While Wales spends more per head on healthcare than England, when we adjust this for the age profile of the population, it spends significantly less per 'age-adjusted' person than comparable regions of the UK, such as the North East.
On the other hand, England has cut government grants to local authorities,resulting in a 16% reduction in funding for social care for the over 65s — a cause of some anxiety. In Wales, local authority spending has held up, although this is now planned to change. Wales has chosen to prioritise its spending differently within the health sector, adopting policies like free prescriptions and car parking.
Fact or Fiction?
Looking purely at performance against the totemic targets (A&E waits, ambulance response times, waits for planned treatment), it is a fact that the Welsh NHS performs more poorly than the English NHS.
But it is too simplistic to draw conclusions based on these narrow measures that the Welsh NHS is significantly worse than its English counterpart. These measures don't tell us much about the quality or safety of care received or the experiences of patients. And that is more important.
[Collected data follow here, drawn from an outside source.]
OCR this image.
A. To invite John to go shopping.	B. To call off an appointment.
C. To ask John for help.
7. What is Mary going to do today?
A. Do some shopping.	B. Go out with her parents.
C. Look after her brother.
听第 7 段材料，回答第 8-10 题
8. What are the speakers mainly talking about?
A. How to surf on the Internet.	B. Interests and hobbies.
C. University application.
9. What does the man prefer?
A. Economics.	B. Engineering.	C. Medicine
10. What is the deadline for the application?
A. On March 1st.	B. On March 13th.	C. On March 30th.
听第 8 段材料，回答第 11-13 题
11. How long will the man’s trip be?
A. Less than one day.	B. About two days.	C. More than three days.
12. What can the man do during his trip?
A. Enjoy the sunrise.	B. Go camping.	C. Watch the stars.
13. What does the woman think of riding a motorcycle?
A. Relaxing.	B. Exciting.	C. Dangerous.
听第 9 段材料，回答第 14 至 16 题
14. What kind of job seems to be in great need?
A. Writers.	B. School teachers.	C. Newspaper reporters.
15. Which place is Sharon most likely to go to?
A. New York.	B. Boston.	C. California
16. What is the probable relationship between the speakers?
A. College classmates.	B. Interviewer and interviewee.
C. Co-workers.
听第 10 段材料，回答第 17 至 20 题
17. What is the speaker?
The Welsh Government has made different spending decisions and has placed greater emphasis on prevention, public health and social care. It has adopted a less ferocious approach to managing the system's performance against these totemic targets than in England. There is also unfinished business in looking at the shape and size of the hospitals in both countries, but there is an acknowledgement that there is a particular need for change in Wales.
Any attempt to understand the differences between the two countries must take all of this into account.
Arguing over past NHS performance in England and Wales can only take the debate so far. With public finances under strain across the UK, local authority spending on social care set to fall even further, and demand for health services on the rise, it is clear that services—whether in Wales or in England—will not cope if they do not at least keep pace with population change.